Paul
Goble
Staunton, July 1 – Many were alarmed by Vladimir Putin’s original
plan to spend an enormous sum on the development of Arctic infrastructure,
seeing this as the basis for Moscow to project power into the region; but now,
the Russian government has said that it will spend only 12 billion rubles (200
million US dollars) there, 17 times less than initially planned.
RBC’s Lyudmila Podobedova reports
that the original program announced last winter of 208 billion rubles (820
million US dollars) had already been scaled back this bring, but the new cuts,
the result of budgetary stringencies, have eliminated many of the projects in
the Strategic Program for Arctic Development (rbc.ru/business/30/06/2017/59550a479a794700f2cca257).

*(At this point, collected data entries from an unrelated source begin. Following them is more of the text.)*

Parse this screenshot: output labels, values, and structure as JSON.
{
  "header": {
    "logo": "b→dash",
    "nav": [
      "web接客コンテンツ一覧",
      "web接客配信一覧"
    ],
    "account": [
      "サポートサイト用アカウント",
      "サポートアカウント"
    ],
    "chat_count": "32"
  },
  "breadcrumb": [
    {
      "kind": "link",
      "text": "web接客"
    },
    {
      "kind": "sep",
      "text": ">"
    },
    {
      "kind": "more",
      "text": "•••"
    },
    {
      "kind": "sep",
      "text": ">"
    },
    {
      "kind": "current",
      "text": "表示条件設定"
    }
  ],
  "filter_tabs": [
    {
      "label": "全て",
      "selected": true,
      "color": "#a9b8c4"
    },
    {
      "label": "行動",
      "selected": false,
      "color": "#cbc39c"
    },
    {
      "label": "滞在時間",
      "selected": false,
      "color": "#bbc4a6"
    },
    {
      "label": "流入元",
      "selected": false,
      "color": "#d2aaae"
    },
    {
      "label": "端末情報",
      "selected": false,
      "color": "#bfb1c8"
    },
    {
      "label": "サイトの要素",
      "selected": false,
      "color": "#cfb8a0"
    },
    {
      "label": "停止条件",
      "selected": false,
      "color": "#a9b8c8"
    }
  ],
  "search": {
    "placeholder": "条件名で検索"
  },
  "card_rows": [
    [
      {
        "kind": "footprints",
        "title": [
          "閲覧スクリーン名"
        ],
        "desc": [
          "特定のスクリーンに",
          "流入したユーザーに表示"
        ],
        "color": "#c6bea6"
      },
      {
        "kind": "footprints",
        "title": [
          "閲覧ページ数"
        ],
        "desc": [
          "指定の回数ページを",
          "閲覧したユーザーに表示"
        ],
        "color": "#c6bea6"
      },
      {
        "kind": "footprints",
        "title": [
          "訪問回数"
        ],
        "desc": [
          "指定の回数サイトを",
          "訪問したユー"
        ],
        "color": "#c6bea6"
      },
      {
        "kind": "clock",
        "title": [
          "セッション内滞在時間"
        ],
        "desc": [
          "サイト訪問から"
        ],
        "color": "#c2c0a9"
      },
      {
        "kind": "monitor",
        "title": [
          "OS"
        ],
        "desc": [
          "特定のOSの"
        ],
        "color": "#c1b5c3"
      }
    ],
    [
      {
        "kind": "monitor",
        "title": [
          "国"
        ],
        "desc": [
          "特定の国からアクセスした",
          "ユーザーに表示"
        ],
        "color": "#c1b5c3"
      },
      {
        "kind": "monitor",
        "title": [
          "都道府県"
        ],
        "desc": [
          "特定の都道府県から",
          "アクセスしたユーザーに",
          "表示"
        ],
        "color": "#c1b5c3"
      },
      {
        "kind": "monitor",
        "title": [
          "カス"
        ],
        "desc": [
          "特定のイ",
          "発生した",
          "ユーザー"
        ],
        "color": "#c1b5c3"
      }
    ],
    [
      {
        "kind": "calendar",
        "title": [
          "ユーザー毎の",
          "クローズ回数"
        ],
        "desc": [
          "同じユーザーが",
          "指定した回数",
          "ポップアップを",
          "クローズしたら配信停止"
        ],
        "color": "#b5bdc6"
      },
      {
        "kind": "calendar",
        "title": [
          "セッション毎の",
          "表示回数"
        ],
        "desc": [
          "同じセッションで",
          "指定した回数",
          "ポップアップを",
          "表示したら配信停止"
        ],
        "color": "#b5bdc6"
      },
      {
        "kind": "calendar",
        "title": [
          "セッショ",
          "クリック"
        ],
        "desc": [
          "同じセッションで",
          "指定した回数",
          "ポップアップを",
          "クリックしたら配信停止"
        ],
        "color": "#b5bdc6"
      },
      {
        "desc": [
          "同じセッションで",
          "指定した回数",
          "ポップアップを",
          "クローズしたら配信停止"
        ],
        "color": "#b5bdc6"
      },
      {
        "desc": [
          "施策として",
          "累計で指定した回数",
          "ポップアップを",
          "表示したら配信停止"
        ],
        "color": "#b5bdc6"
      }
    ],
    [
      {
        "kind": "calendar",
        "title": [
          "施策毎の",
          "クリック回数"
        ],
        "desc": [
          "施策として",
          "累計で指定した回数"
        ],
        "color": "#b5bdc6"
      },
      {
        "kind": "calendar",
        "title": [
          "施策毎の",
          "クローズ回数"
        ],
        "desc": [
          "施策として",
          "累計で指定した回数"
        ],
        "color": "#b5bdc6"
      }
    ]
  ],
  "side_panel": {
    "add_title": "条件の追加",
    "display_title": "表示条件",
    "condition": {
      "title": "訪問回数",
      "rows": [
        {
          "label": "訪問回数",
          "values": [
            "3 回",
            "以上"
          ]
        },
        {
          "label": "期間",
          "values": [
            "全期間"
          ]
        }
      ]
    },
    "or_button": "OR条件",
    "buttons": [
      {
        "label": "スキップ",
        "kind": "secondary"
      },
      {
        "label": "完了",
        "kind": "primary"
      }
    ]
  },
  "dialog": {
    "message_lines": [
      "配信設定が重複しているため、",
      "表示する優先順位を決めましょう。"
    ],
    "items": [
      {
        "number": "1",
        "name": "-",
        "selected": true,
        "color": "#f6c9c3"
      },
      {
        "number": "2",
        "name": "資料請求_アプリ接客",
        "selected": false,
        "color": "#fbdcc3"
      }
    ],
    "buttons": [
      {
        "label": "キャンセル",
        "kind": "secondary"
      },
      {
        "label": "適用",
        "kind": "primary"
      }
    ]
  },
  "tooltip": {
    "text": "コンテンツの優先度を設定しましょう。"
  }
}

Slightly over half of the remaining
funds will go to building a drifting platform to study ice flows. Another
quarter will go to development of ports on the Lena River in Sakha. And one
billion rubles will be devoted to ensuring counter-terrorist operations in the
region. The rest will be divided among other agencies, including for nuclear clean-up
and permafrost investigations.
Speaking in Beijing in May, Putin
indicated that “part of the projects in the Arctic have had to be put off
because of shortages of budgetary financing,” and so signaled in advance this
latest cutback although not its size, the RBC journalist says.
But this program, of course, is not the
whole story. The defense ministry is
planning to spend some 34 billion rubles (580 million US dollars) in the
Arctic, according to government sources. However, the specifics on this are not
a matter of public knowledge because of the secrecy involved.